Kronos... so many emotions tangled up in one name. Almost as many as I have knotted up in MacLeod. Bless you, Joe, for not pressing the conversation tonight. I don't think I can take much more pressure; I might shatter to pieces like an old window in a storm.
"Can I have another beer, please, Joe?" Courtesy is so easy. It's comforting to indulge in social rituals. Beer has become that way for me, a ritual. People have come to expect certain things from me, and I aim to please. It relaxes folks, makes them feel at home with your behavior to see the things in you that they anticipate. It doesn't matter if the action is a true reflection of who you are, as long as it is expected. Killers can be the souls of courtesy. Rapists can learn to use the proper salad fork. It all depends on what people want from you. Given the proper... encouragement academics can learn to be book-burning fanatics. A scholar can become death incarnate. Situational ethics. MacLeod would not approve.
"Thank you." Joe passes the mug over with a grunt and goes to polish some glasses. Do you know how hard it is for an Immortal to get drunk on beer? There is a bottle of tequila behind the bar, and I almost ask him for it. I want the fragrant yellow liquor to wash out the dreadful sound of the phone not ringing. Why won't the phone ring?
Violence and melancholy are a potent mix. I want to go and punch something until my fist is a pulpy mass of broken bones. Instead I drink my beer, swallowing against the urge to destroy. Damn MacLeod anyway, and Cassandra with him. I hope she is with him. I hope they are fucking like rabbits in the springtime right this very minute. They make such a lovely couple. Much joy to them both.
Gods, when did this happen, when did I hand over the keys to my person to Duncan MacLeod? Have I fallen so far as this, to hang on his approval like an old coat? This must be my punishment for all the evils I have wrought, to keep returning to MacLeod, the bright moral center of the universe himself, like a moth to a candle until it kills me. I have become so powerless...
Kronos was right. The power... I do miss it sometimes.

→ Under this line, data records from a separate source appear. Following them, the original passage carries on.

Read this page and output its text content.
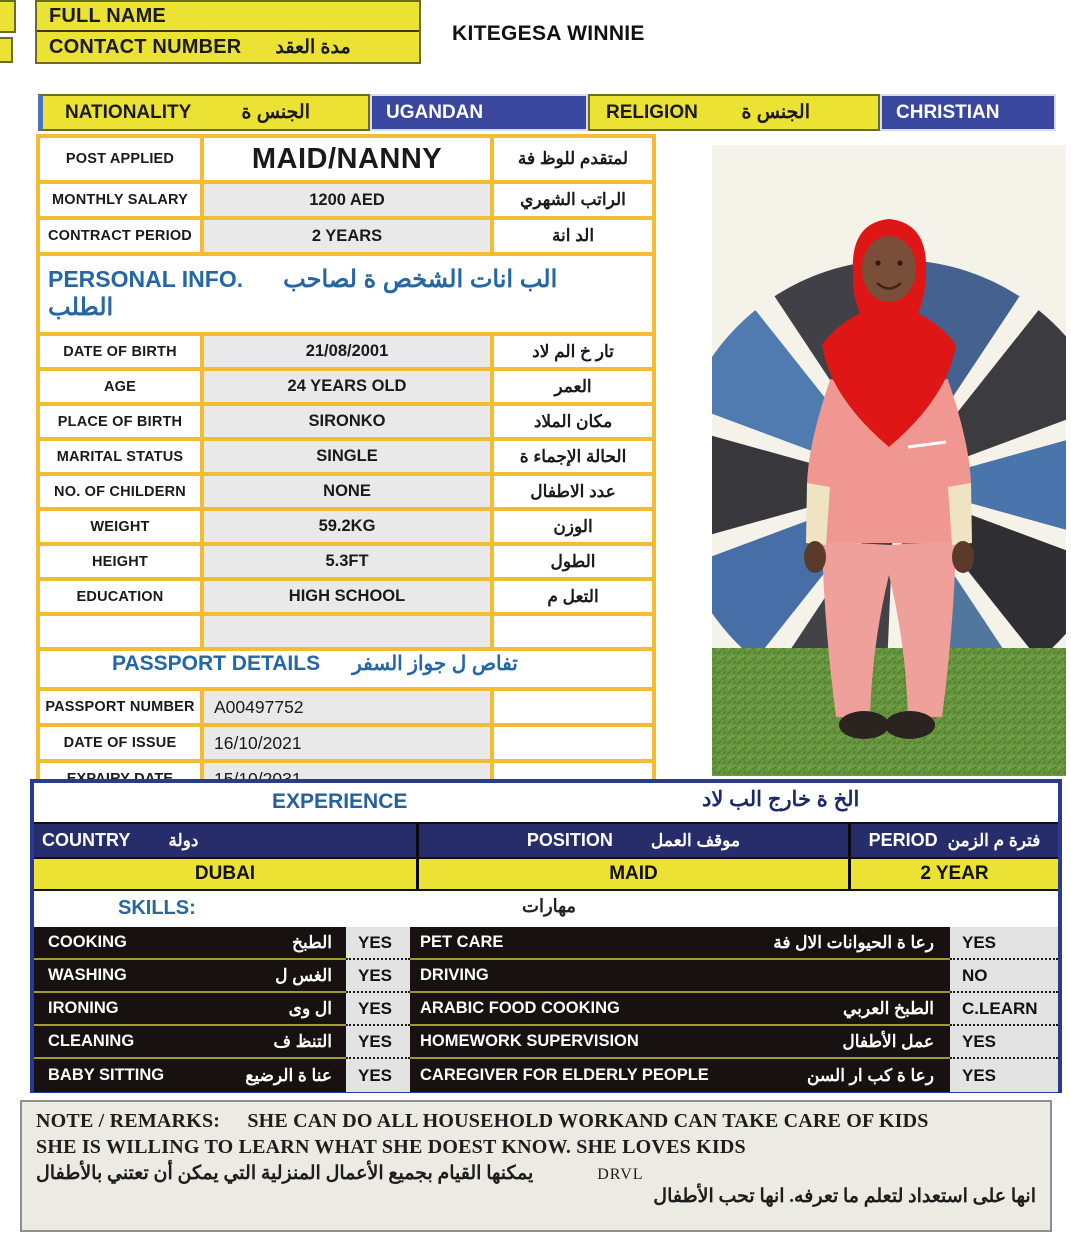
FULL NAME
CONTACT NUMBER مدة العقد
KITEGESA WINNIE
NATIONALITY	الجنس ة	UGANDAN	RELIGION الجنس ة	CHRISTIAN
POST APPLIED	MAID/NANNY	لمتقدم للوظ فة
MONTHLY SALARY	1200 AED	الراتب الشهري
CONTRACT PERIOD	2 YEARS	الد انة
PERSONAL INFO. الب انات الشخص ة لصاحب
الطلب
DATE OF BIRTH	21/08/2001	تار خ الم لاد
AGE	24 YEARS OLD	العمر
PLACE OF BIRTH	SIRONKO	مكان الملاد
MARITAL STATUS	SINGLE	الحالة الإجماء ة
NO. OF CHILDERN	NONE	عدد الاطفال
WEIGHT	59.2KG	الوزن
HEIGHT	5.3FT	الطول
EDUCATION	HIGH SCHOOL	التعل م
PASSPORT DETAILS تفاص ل جواز السفر
PASSPORT NUMBER	A00497752
DATE OF ISSUE	16/10/2021
EXPERIENCE	الخ ة خارج الب لاد
COUNTRY دولة	POSITION موقف العمل	PERIOD فترة م الزمن
DUBAI	MAID	2 YEAR
SKILLS:	مهارات
COOKING	الطبخ	YES	PET CARE	رعا ة الحيوانات الال فة	YES
WASHING	الغس ل	YES	DRIVING	NO
IRONING	ال وى	YES	ARABIC FOOD COOKING	الطبخ العربي	C.LEARN
CLEANING	التنظ ف	YES	HOMEWORK SUPERVISION	عمل الأطفال	YES
BABY SITTING	عنا ة الرضيع	YES	CAREGIVER FOR ELDERLY PEOPLE	رعا ة كب ار السن	YES
NOTE / REMARKS: SHE CAN DO ALL HOUSEHOLD WORKAND CAN TAKE CARE OF KIDS
SHE IS WILLING TO LEARN WHAT SHE DOEST KNOW. SHE LOVES KIDS
يمكنها القيام بجميع الأعمال المنزلية التي يمكن أن تعتني بالأطفال	DRVL
انها على استعداد لتعلم ما تعرفه. انها تحب الأطفال
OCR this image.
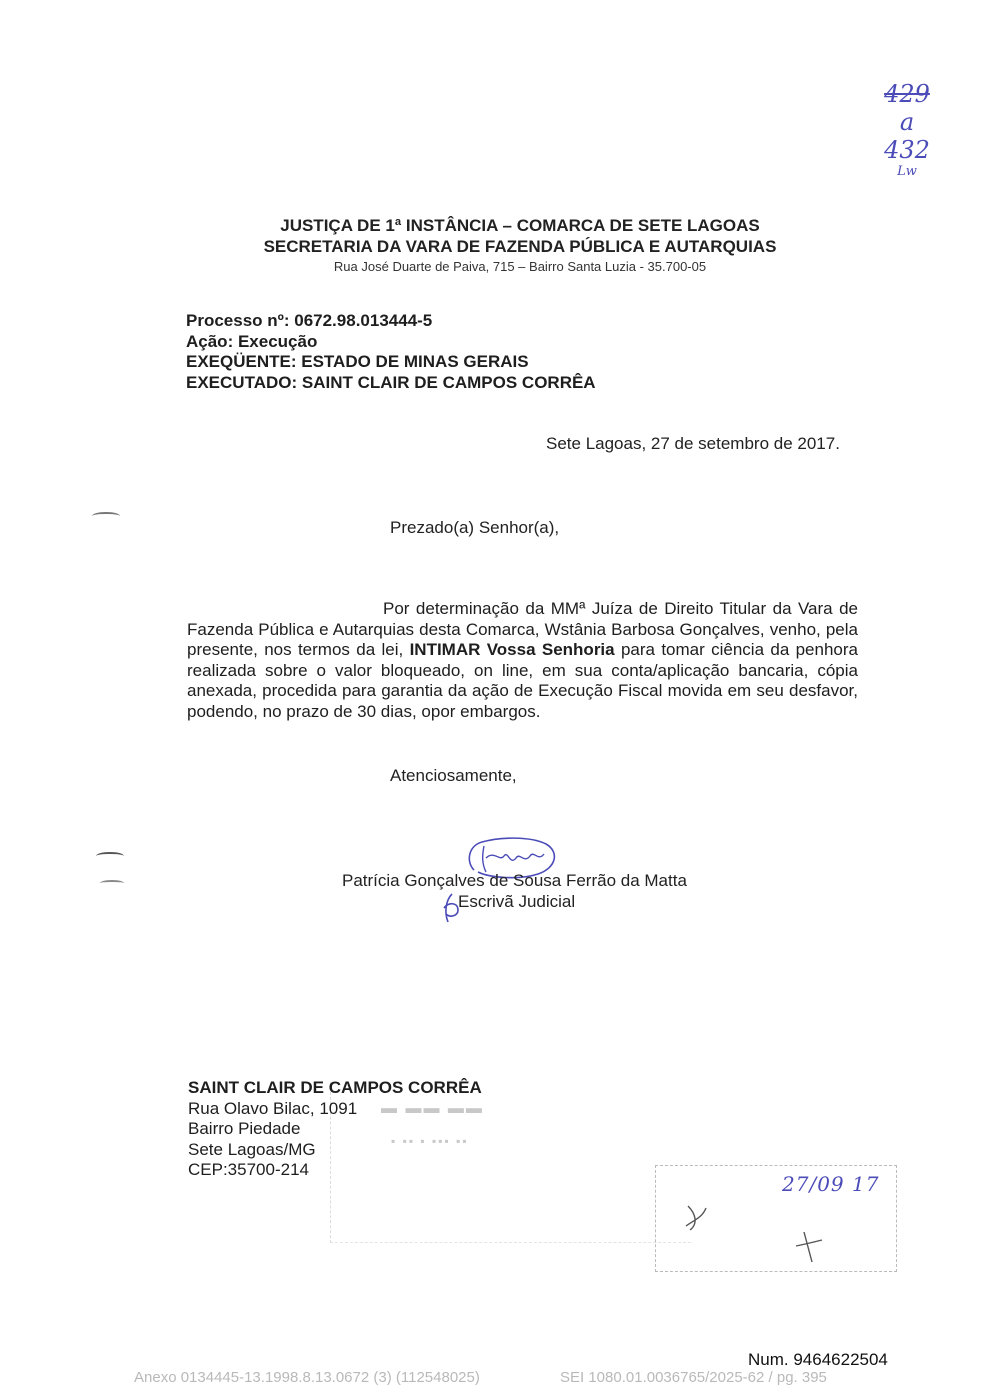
429
a
432
Lw
JUSTIÇA DE 1ª INSTÂNCIA – COMARCA DE SETE LAGOAS
SECRETARIA DA VARA DE FAZENDA PÚBLICA E AUTARQUIAS
Rua José Duarte de Paiva, 715 – Bairro Santa Luzia - 35.700-05
Processo nº: 0672.98.013444-5
Ação: Execução
EXEQÜENTE: ESTADO DE MINAS GERAIS
EXECUTADO: SAINT CLAIR DE CAMPOS CORRÊA
Sete Lagoas, 27 de setembro de 2017.
Prezado(a) Senhor(a),
Por determinação da MMª Juíza de Direito Titular da Vara de Fazenda Pública e Autarquias desta Comarca, Wstânia Barbosa Gonçalves, venho, pela presente, nos termos da lei, INTIMAR Vossa Senhoria para tomar ciência da penhora realizada sobre o valor bloqueado, on line, em sua conta/aplicação bancaria, cópia anexada, procedida para garantia da ação de Execução Fiscal movida em seu desfavor, podendo, no prazo de 30 dias, opor embargos.
Atenciosamente,
Patrícia Gonçalves de Sousa Ferrão da Matta
Escrivã Judicial
▬ ▬▬ ▬▬
▪ ▪▪ ▪ ▪▪▪ ▪▪
27/09 17
SAINT CLAIR DE CAMPOS CORRÊA
Rua Olavo Bilac, 1091
Bairro Piedade
Sete Lagoas/MG
CEP:35700-214
Num. 9464622504
Anexo 0134445-13.1998.8.13.0672 (3) (112548025)	SEI 1080.01.0036765/2025-62 / pg. 395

I am reminded of the old meaning, the root of the word "power." It meant "possession of control." And control I surely have none of. Duncan will call, sooner or later. He will find me, or I will go to him, and reenter this self-destructive circle of friends. Immortals will hunt him, and find me, Amanda will screech my name in the Paris night, and soon or late, I will find myself on the wrong end of an unfriendly sword.
My beer is empty again, and my mind is still overflowing. I thought sorrows were supposed to drown. Joe is still polishing at those glasses. He will rub a hole in them if he isn't careful. I'm glad he isn't trying to talk, even as I ache for the frustrated hurt I can read in every swipe of his rag. I can't stand the kindness in his eyes tonight. If he would only shout, or argue, or be deliberately dense like Mac does, and fight with me. I can't take his concern.
"Joe, let me have the tequila, please," I ask, and he responds, handing over the bottle with a slight questioning look. He does not anticipate me asking for this drink. It is a betrayal of the image he holds of me, though so slight he will never recognize the feeling for what it is. Faithful Joe, dying by inches every day. Do you resent the youth of our bodies even as we envy you the simple pleasures of mortal life? Home and hearth, family and all the assorted mundanities that go with it.
The liquor is sharp and aromatic, like I expected it to be, and the bottle is nearly full. The phone still, stubbornly refuses to ring.